Managed Care

 

Preventive Care Cut In CDHP Confusion

MANAGED CARE January 2013. © MediMedia USA
News & Commentary

Preventive Care Cut In CDHP Confusion

A majority of patients in consumer-directed health plans do not understand their coverage options and about 20 percent will skip preventive care because of cost, even though the services are free or very inexpensive.

Those are some of the findings in a study by Kaiser Permanente Northern California, which found that “consumers rarely understood that they did not have to pay the full price for preventive office visits and preventive tests. Those who mistakenly thought that their deductible applied to preventive care were significantly more likely than others to report avoiding preventive visits.”

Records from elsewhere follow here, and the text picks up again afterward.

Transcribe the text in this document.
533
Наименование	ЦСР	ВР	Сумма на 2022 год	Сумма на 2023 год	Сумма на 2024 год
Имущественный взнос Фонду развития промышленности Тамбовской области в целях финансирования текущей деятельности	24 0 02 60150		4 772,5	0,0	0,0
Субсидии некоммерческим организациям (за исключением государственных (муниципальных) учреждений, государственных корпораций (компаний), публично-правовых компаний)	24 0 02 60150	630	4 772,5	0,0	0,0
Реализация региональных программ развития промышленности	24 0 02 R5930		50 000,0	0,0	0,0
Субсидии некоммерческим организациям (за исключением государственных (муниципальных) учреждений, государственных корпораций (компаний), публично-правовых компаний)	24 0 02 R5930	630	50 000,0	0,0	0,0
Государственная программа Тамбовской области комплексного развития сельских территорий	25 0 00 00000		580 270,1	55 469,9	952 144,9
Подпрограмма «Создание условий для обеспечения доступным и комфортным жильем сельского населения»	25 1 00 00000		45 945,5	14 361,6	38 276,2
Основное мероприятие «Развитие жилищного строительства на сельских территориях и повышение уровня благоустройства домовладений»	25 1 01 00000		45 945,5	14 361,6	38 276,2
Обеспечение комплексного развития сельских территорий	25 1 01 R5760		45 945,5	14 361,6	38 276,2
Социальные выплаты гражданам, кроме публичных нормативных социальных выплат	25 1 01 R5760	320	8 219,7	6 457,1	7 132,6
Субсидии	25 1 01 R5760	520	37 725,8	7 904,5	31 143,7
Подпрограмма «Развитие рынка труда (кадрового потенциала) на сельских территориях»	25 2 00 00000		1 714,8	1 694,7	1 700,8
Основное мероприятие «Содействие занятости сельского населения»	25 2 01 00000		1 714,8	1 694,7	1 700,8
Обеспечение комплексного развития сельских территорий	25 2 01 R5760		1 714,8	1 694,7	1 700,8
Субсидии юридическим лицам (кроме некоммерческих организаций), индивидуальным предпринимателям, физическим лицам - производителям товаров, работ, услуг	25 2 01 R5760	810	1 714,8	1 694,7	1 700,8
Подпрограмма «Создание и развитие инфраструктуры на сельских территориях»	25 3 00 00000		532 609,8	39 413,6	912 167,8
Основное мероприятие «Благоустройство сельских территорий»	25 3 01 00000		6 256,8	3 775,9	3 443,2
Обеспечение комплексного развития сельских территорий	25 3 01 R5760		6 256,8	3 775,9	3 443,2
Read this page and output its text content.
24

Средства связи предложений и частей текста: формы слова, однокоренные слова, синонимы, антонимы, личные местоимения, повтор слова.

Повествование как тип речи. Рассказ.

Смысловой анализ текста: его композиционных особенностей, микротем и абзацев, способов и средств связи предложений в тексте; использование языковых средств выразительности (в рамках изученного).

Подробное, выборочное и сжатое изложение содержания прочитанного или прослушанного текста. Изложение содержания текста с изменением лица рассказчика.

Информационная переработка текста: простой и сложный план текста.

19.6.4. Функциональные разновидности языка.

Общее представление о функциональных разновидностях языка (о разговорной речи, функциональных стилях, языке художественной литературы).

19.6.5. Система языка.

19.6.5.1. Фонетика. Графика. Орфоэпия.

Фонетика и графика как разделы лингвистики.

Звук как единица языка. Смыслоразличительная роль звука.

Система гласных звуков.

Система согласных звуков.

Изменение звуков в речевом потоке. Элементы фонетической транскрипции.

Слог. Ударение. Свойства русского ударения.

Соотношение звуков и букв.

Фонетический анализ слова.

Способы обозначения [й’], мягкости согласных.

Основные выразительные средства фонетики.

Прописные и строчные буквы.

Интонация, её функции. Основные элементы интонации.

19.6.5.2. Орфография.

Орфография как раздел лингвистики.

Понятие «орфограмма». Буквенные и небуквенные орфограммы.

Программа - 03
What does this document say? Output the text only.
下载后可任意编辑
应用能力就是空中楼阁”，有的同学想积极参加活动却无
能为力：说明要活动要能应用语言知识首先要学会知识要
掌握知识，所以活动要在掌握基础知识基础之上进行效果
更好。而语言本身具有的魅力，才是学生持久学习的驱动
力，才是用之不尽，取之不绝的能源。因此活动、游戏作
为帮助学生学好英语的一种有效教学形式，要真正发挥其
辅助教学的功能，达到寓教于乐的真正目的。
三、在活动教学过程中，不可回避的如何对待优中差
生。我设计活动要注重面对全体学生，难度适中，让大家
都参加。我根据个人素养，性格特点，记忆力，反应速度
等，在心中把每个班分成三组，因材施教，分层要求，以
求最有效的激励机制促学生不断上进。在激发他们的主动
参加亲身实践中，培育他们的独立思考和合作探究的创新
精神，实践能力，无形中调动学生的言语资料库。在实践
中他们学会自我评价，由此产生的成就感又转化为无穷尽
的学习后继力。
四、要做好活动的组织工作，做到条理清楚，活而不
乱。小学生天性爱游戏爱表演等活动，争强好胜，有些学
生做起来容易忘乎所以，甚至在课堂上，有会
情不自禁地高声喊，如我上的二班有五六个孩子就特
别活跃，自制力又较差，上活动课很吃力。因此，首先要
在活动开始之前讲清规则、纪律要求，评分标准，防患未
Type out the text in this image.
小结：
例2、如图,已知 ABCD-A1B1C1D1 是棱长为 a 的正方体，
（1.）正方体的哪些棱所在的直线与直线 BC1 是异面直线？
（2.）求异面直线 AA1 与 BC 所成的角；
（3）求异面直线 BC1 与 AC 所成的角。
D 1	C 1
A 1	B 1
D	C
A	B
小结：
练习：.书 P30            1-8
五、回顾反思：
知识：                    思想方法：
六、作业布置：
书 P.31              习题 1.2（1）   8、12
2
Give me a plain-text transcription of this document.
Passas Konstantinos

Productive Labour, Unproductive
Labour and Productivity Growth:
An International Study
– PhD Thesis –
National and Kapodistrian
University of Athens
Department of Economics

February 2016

The study — “In Consumer-Directed Health Plans, a Majority of Patients Were Unaware of Free or Low-Cost Preventive Care,” published in the Dec. 4, 2012 issue of Health Affairs — finds that 23.8 percent of respondents who thought that they had to pay for preventive services delayed or avoided care; only 7.8 percent of those who understood their coverage delayed or avoided care.

The services included an annual physical, cholesterol tests, diabetes screenings, mammograms, and colon cancer screenings. Not all of these were free, but the most costly was just $10.

The survey involved 456 Kaiser members younger than 65 who received their benefits through an employer with fewer than 50 workers in 2007. The deductibles were between $1,500 and $2,700 for individuals and $3,000 and $5,450 for families.

“Specifically, we asked participants to report whether the following types of services applied toward their health plan’s deductible: preventive office visits (for example, annual routine physicals), nonpreventive doctor’s office visits, preventive medical tests and screenings, and nonpreventive medical tests.”

The authors state that a major limitation of the study was its reliance on patient self-reporting rather than on utilization data collected in other ways. “However, it is important to note that knowledge of plan details is best assessed through patient self-reporting and that patient-initiated behavior, such as delays in care seeking, is challenging to identify directly in utilization data.”